Foi assim que a jornalista Maria Helena Braun, editora-chefe do jornal "Record News Sudeste" foi apresentada a ele quando ainda era criança: "seu Oscar". Ele era apenas um vizinho, pai de amigas de infância. Em um bate-papo informal, há mais de 5 anos, quando cheguei ao Rio, ela me confessou: mal poderia imaginar que aquele homem se tornaria a "grife" da arquetura da capital do país.
Quando eu era adolescente, em Brasília, essa ficha já tinha me caído. As devidas apresentações já tinham acontecido pelos livros. Difícil era estudar na cidade e não ter entre as atividades escolares passeios e estudos sobre as obras daquele homem.

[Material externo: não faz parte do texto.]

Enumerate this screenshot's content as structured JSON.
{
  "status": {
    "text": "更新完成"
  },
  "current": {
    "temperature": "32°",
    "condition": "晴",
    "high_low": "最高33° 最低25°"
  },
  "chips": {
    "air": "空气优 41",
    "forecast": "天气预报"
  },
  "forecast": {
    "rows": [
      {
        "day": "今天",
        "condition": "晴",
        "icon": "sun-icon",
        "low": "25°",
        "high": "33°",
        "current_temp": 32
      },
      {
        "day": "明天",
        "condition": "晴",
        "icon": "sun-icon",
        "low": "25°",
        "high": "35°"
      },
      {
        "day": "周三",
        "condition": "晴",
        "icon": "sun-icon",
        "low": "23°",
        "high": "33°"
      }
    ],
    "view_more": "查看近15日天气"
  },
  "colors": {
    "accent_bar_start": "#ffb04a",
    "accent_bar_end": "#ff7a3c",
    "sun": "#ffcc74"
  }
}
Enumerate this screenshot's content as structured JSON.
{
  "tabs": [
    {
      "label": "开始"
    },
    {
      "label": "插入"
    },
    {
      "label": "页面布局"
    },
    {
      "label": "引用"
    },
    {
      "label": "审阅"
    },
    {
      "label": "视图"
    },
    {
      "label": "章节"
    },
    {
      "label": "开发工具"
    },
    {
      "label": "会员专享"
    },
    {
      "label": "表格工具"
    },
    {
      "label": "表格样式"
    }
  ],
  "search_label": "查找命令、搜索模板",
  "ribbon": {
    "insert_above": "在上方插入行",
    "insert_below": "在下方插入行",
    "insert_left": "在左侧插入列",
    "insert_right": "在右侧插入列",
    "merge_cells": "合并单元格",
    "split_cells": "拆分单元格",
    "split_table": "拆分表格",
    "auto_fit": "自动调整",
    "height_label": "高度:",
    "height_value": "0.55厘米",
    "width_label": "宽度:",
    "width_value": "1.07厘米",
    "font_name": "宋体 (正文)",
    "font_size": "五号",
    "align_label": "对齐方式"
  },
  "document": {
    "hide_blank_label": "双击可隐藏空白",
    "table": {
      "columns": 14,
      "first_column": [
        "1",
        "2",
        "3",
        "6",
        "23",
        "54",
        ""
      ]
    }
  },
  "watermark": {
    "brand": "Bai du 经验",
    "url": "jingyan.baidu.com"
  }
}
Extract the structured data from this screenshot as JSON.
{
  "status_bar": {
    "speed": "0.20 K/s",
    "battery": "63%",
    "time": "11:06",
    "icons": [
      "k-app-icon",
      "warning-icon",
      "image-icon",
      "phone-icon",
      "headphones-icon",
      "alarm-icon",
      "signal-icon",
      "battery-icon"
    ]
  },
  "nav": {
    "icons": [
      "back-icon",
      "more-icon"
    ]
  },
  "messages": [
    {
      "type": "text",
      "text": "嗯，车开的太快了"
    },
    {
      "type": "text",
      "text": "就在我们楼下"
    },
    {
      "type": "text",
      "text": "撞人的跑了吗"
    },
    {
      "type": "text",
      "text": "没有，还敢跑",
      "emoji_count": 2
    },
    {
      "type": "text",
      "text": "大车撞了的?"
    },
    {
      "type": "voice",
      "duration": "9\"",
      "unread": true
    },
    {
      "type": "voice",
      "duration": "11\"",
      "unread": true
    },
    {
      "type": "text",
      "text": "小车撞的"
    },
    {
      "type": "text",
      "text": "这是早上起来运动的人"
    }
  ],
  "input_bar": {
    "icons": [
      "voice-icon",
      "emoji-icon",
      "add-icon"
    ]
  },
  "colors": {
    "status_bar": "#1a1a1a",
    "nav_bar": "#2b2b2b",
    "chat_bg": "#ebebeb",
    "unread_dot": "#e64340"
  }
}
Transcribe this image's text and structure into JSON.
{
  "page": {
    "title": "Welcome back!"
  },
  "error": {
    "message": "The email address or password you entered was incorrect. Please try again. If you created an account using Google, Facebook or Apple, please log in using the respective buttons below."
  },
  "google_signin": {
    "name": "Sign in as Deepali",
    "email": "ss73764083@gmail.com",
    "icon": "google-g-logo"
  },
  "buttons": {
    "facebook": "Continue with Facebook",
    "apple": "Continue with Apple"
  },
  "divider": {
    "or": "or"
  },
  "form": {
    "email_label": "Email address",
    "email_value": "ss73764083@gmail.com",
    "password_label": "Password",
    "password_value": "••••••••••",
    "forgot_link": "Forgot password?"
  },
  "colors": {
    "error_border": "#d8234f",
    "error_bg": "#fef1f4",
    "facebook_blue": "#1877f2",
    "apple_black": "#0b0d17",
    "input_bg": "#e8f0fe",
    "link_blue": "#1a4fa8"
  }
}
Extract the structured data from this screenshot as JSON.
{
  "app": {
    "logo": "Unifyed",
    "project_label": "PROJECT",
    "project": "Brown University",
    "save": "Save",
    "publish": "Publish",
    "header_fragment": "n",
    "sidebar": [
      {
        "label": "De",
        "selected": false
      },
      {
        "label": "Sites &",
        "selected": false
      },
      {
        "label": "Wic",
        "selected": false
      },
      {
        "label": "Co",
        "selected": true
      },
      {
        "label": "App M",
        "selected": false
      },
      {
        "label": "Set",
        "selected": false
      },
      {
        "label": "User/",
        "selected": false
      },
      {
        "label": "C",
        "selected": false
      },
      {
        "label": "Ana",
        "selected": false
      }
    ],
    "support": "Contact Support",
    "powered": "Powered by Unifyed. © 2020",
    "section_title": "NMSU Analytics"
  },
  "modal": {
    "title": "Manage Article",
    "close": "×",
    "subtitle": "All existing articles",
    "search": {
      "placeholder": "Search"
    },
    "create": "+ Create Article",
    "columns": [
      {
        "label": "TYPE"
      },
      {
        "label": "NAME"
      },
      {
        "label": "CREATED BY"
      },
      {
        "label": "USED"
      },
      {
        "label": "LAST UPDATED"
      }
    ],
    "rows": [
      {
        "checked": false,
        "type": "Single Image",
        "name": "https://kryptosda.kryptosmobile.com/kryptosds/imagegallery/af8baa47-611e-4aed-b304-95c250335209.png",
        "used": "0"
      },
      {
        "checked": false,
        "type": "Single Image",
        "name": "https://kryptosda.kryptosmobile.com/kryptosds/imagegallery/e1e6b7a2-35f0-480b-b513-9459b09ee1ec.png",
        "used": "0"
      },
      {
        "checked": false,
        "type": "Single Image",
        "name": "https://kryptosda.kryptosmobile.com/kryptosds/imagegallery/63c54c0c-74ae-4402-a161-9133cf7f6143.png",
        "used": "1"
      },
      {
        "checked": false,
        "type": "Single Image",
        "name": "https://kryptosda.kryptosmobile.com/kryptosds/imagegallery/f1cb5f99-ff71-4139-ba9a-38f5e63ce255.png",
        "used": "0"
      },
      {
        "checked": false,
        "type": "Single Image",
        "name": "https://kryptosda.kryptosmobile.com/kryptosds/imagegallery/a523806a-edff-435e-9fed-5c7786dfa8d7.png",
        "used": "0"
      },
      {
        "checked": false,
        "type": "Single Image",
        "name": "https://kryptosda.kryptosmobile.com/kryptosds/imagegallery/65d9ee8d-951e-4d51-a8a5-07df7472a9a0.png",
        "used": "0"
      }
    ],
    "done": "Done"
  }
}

Era muito traçado futurista para a década de 60. Mesmo nos anos 80 eu ainda olhava embasbacado. Quando comecei a trabalhar, já na década de 90, ainda tinha tempo para deixar o queixo cair. Cobrindo Congresso Nacional, Palácio do Planalto e ministérios de maneira geral, não tinha erro: eu trabalhava dentro das obras dele. A admiração só aumentou e a curiosidade também.
Assim como as linhas retas da vida sucumbidas pelas curvas do imprevisível; da cidade criada por ele vim parar na cidade que o criou. Nascindo no Rio de Janeiro, foi aqui mesmo que Niemeyer resolveu passar seu aniversário. No "Hoje em Dia - Rio" de hoje, citar Niemeyer foi mais que pedir para rodar uma matéria. Mesmo com o tempo estourado e com a doce voz de minha diretora no ouvido dizendo que o tempo estava curto, não deu para resistir: foi preciso dar parabéns ao "gênio".